Monday, May 24, 2010


OK…so you may have heard that’s it pretty easy to crack SAM hives using tools like Cain & Able or Ophcrack, but, you have never done it before, you don’t know where to start looking, and you feel like a dolt. No worries my friend, I am here to help.

First, download Cain from, and Ophcrack from Sourceforge. These files WILL be identified as malware by your AV software, so make sure you drop them into a good tools directory that is not being monitored. Creating an exception for specific files and folders is a function most (if not all) current AV releases can do, and should be done if you are working in the incident response/forensics industry since you will likely have a slew of tools that would make most AV engines freak out.

Once you have your tools downloaded, use FTK lite and extract your local SAM and SYSTEM hives. While Cain will dump your NTLM hashes from you local system, I want to show you how to do this as if you were working on an actual case. I think it goes without saying that you would NEVER install Cain or Ophcrack onto a customer system...but there...I just said it now didn't I?

OK…so as you can see below, I have FTK Lite fired up, I have navigated to C:\Windows\system32\config, and I have highlighted my SAM and SYSTEM hives.

Next, I simply right click, and select “Export Files”. I drop them into a specific folder on my desktop, and I am ready to roll…go ahead and close FTK Lite at this point.

Next open Cain, go to tools, and select “Syskey Decoder”…like this…

From here, you will get a popup that looks like this…click on the tripe dots and navigate to where you dropped the system hive you just copied with FTK Lite.
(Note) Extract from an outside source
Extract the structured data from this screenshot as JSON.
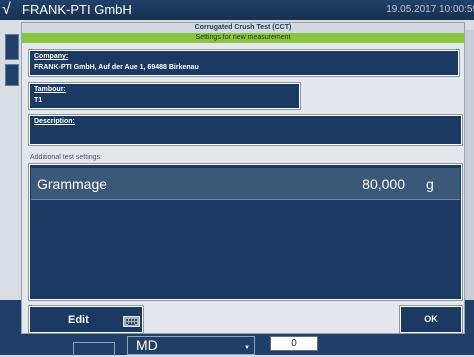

Once you click on the system hive, that little window under where it says, “Boot Key (HEX) will be populated with a long string of numbers and letters. Copy that to your clipboard as you will need it in the next step.

Now, select the “Cracker” tab, and click on the big blue plus sign that sits right beneath the “Tools” menu tab. Then navigate to the SAM hive you just copied using FTK Lite, and paste in the Syskey that you just copied to your clipboard…should look like this…

When you click “Next”, Cain will dump the NTLM hashes from the SAM hive. Your table will now be loaded with whatever user accounts are on that machine, along with the NTLM hashes.

Next, highlight whichever users you want to crack, right click, and select export. Save them to the same place you dropped your hives (for ease of use), and close Cain.

Now open Ophcrack. My .lc out put file, when I open it with Textpad, looks like this…


I am interested in this part only…


THAT is the NTLM hash for the user account cepogue.

On Ophcrack, click “Load”, then “Sinlge Hash” and paste the NTLM hash you want to crack in the little window like so…

Click OK. Now simply highlight, and click “Crack”. In less than a minute, my password was cracked!

Blamo! Pretty slick huh (Yes…I changed my password for the purpose of this example)!

Now, notice that I have two little green dots at the bottom of my screen. Those indicate that I have The “XP Free Fast”, and “XP Free Small” tables loaded. These are free (as indicated by the name) and can be downloaded from the web. You can also purchase larger tabs, or create custom tabs for specific tables (like Rainbow tables, or tables you have created with a word permuter).

I pretty much do this on every case. It’s quick, and gives me a great insight into the security posture of my customer. If like the admin password is “password”, or the “sqldevadmin” password is “sqldevadmin”, I know I they were likely wide open at the time of the incident. If I can crack the passwords in under five minutes, so can the bad guys.

Also, don’t let the customer fool you and say, “oh…our passwords have ALWAYS been strong!”. Parse the SAM hive with Harlan’s RegRipper and look at the “PWD Reset Date” under that username. If it’s a recent date, A) Obviously they’ve changed it, and B) You can always go to the _system_volume_information and extract the previous SAM hive (provided the system is taking restore points or shadow volume copies. ) Then simply extract the previous SAM hive, and repeat the same steps outlined above. Once you get the previous password you can be all…dood…”You changed you password on THIS date (as evidenced by the SAM hive), and your previous password was I was able to extract it from the previous SAM hive that I extracted from the restore point from the day before you changed the password…SUCKA!”

Happy Hunting!

1 comment:

  1. Nice Chris.. I tend to share my parsed passwords with my clients for the very same reasons.